Starting with a failing test, he built a small feature step by step, letting the red-green-refactor cycle guide each move. The speaker pointed out to us how TDD itself mirrors the scientific method almost perfectly: the failing test is the hypothesis, the implementation is the experiment, and the passing assertion is the conclusion.
Correctness was enforced immediately, because no behavior existed without a test to validate it, and testability was clearly built in by design.
But what about the last three features? Well, the tests themselves, written clearly, acted as executable documentation, reinforcing understandability. Then, because only the minimum code necessary was written at each step, the structure stayed small and adaptable, supporting change rather than resisting it. And with a safety net in place, refactoring and even performance improvements could be done confidently, encouraging the pursuit of efficiency.

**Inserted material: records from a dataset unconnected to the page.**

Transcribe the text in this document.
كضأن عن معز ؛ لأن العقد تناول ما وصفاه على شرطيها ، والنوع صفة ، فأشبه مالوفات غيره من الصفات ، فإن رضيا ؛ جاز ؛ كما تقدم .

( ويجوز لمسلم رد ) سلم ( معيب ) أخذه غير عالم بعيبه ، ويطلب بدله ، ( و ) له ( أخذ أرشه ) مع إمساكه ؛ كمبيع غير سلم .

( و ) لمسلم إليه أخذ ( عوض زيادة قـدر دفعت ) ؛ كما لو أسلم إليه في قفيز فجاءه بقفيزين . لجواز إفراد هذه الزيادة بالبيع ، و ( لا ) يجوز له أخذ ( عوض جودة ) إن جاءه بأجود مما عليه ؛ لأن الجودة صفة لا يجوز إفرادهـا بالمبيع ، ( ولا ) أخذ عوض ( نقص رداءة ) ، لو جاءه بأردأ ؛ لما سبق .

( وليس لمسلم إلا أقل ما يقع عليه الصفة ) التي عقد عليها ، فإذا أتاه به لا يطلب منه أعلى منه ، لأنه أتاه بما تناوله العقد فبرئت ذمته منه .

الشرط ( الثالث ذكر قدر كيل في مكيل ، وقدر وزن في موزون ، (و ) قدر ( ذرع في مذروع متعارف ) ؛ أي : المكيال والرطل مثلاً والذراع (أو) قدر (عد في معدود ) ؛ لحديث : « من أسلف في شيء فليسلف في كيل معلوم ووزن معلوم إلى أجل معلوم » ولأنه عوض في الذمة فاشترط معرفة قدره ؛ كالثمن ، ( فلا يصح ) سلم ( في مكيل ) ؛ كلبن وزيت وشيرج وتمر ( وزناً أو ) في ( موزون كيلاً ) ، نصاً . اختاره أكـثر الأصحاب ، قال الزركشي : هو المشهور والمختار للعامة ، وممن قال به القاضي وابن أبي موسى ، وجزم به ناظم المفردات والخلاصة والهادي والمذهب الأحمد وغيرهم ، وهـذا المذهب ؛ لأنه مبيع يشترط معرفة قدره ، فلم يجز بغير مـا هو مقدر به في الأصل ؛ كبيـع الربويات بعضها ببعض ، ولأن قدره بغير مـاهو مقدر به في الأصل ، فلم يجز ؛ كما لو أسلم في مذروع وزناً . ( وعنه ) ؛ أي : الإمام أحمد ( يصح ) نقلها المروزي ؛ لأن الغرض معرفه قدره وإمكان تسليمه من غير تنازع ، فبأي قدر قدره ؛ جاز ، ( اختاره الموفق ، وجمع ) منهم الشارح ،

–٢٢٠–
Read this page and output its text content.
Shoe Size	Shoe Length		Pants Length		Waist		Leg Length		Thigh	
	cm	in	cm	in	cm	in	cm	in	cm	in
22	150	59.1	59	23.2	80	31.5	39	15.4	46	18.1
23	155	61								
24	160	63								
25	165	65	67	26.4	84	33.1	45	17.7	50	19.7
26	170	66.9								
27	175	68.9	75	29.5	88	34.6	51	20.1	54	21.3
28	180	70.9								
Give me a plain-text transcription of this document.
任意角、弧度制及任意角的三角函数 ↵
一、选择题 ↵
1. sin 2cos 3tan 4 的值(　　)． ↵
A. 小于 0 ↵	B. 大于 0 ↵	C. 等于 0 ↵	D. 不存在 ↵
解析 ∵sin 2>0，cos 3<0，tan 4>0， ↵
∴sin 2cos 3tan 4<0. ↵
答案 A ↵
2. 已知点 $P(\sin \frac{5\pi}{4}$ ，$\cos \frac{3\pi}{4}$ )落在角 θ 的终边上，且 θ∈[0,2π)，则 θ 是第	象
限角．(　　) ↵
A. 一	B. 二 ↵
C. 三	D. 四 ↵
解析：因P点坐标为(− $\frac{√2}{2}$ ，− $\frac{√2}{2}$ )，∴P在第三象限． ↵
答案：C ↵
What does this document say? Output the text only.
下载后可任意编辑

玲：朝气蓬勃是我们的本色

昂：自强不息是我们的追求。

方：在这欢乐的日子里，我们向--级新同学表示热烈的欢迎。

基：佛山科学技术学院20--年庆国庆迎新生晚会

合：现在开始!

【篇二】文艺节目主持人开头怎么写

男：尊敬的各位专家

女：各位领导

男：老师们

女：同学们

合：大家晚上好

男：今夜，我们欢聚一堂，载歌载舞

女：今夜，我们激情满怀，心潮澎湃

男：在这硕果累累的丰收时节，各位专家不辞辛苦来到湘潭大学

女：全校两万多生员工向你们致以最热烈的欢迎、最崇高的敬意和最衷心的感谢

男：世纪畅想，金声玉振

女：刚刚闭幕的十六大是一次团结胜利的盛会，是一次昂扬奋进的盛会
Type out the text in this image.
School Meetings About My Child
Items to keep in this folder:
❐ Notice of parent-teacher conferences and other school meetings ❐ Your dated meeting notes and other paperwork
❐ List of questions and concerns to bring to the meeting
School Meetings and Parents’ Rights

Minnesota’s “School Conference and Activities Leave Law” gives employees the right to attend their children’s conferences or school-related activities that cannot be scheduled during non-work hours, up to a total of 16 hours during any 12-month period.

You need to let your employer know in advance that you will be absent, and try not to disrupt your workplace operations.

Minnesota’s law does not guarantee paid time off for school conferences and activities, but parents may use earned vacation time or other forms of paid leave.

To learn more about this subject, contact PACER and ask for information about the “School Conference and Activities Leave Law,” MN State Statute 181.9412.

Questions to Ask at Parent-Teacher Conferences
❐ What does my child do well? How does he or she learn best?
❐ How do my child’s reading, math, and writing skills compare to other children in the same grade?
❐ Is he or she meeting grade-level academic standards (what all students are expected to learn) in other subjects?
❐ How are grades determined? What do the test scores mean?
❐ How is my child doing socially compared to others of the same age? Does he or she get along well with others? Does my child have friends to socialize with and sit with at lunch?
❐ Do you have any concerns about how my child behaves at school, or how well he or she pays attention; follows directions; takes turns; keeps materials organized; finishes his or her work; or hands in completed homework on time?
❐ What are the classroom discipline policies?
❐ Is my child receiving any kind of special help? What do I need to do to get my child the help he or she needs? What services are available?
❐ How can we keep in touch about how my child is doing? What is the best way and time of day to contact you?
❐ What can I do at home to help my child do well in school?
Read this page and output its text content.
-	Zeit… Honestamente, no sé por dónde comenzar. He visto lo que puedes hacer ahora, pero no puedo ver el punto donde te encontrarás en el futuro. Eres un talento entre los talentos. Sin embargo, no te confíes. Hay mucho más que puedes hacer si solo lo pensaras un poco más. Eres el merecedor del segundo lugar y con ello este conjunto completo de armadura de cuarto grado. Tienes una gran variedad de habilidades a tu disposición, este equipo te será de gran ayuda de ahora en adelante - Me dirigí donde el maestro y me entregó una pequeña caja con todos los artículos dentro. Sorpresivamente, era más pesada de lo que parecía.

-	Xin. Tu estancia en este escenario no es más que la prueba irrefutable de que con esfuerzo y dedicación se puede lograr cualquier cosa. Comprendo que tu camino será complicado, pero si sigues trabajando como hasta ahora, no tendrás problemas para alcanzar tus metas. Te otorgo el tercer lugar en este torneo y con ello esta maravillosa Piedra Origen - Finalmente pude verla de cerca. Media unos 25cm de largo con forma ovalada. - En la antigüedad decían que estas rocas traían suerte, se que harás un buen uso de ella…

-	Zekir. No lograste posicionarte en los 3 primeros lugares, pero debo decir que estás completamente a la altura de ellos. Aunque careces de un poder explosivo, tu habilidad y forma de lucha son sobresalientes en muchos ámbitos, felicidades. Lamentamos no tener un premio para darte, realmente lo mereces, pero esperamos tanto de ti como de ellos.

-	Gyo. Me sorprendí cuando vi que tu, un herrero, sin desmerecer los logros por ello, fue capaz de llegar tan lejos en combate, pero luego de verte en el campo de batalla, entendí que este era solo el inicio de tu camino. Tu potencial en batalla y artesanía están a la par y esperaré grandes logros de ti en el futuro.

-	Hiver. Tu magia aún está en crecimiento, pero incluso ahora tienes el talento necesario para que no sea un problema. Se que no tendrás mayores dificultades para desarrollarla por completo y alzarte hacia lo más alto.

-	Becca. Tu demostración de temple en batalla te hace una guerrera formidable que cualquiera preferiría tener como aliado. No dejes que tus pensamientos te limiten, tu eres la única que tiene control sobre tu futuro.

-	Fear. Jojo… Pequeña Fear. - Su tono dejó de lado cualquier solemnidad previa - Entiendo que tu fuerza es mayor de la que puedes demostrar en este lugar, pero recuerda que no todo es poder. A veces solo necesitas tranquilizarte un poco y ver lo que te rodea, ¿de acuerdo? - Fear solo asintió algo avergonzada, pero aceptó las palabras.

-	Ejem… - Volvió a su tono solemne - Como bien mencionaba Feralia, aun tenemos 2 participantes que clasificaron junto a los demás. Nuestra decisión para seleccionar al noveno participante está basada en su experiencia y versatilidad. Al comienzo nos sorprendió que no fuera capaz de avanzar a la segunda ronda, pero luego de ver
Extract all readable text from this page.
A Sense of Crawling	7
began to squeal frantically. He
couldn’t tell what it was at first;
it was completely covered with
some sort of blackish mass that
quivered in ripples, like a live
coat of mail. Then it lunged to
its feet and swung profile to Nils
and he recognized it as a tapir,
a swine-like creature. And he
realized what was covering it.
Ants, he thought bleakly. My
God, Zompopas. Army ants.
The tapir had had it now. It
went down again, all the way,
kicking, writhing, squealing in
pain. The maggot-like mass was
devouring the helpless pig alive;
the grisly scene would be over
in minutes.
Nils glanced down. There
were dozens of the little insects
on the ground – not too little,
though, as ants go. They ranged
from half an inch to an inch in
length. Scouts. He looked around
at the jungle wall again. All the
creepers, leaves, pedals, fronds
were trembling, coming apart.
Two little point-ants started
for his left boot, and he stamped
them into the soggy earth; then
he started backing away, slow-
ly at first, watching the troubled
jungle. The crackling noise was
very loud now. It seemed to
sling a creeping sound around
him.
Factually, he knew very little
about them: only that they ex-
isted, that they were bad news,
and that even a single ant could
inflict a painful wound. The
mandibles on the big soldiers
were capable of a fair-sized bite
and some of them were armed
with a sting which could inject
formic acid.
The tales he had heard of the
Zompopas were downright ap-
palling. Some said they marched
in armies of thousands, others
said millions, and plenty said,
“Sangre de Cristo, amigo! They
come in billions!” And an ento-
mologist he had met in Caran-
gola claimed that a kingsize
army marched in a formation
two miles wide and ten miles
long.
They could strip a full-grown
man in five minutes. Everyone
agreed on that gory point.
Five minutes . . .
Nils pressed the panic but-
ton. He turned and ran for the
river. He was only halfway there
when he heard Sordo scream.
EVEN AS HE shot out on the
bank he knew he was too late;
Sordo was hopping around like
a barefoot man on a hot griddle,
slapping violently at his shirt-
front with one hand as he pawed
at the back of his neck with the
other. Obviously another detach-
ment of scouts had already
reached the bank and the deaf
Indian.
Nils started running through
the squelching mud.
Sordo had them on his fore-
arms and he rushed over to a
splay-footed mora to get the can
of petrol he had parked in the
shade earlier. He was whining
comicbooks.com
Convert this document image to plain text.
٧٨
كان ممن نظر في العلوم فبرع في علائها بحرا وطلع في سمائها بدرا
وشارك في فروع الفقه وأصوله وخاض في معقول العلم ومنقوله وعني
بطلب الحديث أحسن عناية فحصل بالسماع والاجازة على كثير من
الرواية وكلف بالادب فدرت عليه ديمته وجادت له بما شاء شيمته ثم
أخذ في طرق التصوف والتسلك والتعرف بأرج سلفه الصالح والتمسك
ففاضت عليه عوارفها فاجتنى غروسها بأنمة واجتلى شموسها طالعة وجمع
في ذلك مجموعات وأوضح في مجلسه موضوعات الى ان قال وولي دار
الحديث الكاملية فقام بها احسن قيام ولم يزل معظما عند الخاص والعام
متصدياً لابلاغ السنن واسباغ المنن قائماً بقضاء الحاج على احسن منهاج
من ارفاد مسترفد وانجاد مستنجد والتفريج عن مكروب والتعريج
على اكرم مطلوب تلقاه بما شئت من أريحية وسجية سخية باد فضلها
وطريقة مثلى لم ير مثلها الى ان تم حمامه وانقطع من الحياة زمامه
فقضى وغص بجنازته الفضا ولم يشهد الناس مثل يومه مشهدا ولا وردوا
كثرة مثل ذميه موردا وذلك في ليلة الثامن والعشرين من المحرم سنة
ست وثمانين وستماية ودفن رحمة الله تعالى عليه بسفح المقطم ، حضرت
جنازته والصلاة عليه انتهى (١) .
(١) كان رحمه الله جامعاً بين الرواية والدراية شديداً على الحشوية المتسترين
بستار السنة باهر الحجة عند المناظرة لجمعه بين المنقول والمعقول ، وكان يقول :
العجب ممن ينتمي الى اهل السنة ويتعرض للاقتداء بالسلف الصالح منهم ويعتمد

The talk closed with some practical advice on how to write good tests: use built-in assertions instead of clever custom ones, write helpful failure messages, favor parameterized and data-driven tests, and don’t over-abstract your test code too early (copy and paste is your friend!)
In summary, we learned that writing good code is hard, and writing good tests is harder still. TDD doesn’t remove that difficulty, but it creates conditions where good practices are repeatedly exercised, so that even when we’re not following it we can instinctively recognize what good code looks like.
The 2026 edition of Voxxed Days CERN was a reminder of the richness and diversity that define today’s software landscape. From the urgent realities of cybersecurity and the technical depths of semantic search, to the challenges of building software for high-stakes environments and the scientific rigor of TDD, the event offered a panorama of perspectives and expertise.
The event brought together an international community of experts eager to learn, challenge, and inspire. It reminded us that the best ideas often emerge at the intersection of disciplines, and that progress is driven as much by dialogue and experimentation as by technology itself.
We left Meyrin with new knowledge and fresh motivation, and cannot wait for next year’s edition!